L’ancien champion IBO des poids welters Chris Van Heerden a rendu un hommage profondément personnel au champion du monde des deux poids assassiné Zolani Tete, déclarant à World Boxing News que « votre vie ne signifie rien » en Afrique du Sud après avoir perdu un autre ami à cause de la violence armée.
Tete a été abattu devant son domicile à Mdantsane, dans la province du Cap oriental, vendredi soir, à l'âge de 38 ans.
Van Heerden connaissait personnellement Tete et s'est entraîné à ses côtés en Afrique du Sud sous la direction du regretté entraîneur Nick Durandt.
S'adressant exclusivement à Boxesport après le meurtre de Tete, Van Heerden s'est souvenu d'un combattant dont le caractère en dehors du ring correspondait à ses capacités considérables à l'intérieur.
« Oui, je le connaissais. Il s'est entraîné à un moment donné avec Nick Durandt et moi aussi, et je le connaissais très bien personnellement », a déclaré Van Heerden en exclusivité à World Boxing News.
« C'était un très bon gars.
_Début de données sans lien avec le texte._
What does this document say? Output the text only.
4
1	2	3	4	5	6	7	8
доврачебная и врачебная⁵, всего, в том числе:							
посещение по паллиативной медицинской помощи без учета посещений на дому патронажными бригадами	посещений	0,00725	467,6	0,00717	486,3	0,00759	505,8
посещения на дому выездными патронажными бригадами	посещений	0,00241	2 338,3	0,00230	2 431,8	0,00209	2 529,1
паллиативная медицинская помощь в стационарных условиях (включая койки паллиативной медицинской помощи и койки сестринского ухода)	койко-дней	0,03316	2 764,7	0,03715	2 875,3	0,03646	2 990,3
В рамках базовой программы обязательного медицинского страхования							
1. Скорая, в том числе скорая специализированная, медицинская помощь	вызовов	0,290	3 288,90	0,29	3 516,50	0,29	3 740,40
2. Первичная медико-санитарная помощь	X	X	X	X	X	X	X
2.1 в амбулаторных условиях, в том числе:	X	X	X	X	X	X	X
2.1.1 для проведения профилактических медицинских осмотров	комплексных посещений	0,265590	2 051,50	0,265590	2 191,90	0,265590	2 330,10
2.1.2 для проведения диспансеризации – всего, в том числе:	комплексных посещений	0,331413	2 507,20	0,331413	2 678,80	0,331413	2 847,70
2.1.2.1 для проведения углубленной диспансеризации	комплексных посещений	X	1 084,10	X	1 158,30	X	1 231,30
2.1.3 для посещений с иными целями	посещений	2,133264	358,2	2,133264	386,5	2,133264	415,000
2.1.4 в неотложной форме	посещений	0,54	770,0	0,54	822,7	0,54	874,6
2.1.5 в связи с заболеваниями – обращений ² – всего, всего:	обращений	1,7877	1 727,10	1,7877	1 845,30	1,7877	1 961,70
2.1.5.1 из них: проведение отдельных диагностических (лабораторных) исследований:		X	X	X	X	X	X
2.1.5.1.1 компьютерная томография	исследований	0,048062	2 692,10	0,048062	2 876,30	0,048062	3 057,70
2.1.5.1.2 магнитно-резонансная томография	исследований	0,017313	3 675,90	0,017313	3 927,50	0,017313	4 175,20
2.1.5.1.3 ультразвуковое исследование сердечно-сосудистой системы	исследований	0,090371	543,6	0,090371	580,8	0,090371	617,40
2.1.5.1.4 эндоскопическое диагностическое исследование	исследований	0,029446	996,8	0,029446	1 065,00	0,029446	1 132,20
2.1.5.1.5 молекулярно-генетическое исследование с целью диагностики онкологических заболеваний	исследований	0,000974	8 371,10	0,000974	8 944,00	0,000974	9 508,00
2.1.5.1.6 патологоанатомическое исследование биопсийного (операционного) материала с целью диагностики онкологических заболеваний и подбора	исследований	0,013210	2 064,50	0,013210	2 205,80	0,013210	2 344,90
Toujours respectueux, humble. C'était un grand combattant et un grand être humain. »
La mort de Tete est survenue trois semaines seulement après l'expiration de sa suspension de quatre ans et il est devenu éligible pour reprendre sa carrière de boxeur.
L’ancien champion IBF des super mouches et WBO des poids coq avait repris l’entraînement avec l’intention de se battre à nouveau.
Au lieu de cela, son assassinat a laissé la boxe sud-africaine dans le deuil de l’un de ses champions les plus accomplis.
« Votre vie ne signifie rien »
Pour Van Heerden, cependant, la nouvelle revêtait une autre dimension douloureuse.
L'ancien challenger au titre IBF a parlé à Boxesport du meurtre de son père, Daniel, abattu en Afrique du Sud en décembre 2018.
La mort de Tete a immédiatement rappelé ces souvenirs.
« C'est assez triste de voir les nouvelles, mais c'est l'Afrique du Sud », a déclaré Van Heerden.
« Votre vie n'a aucune valeur. Votre vie ne signifie rien en Afrique du Sud. Si vous ne faites pas attention, si vous ne vous taisez pas, si vous vous disputez, n'importe qui peut pointer une arme sur vous et vous tirer dessus.
« C'est juste le prix de la vie en Afrique du Sud. La criminalité atteint un niveau record et c'est un endroit effrayant.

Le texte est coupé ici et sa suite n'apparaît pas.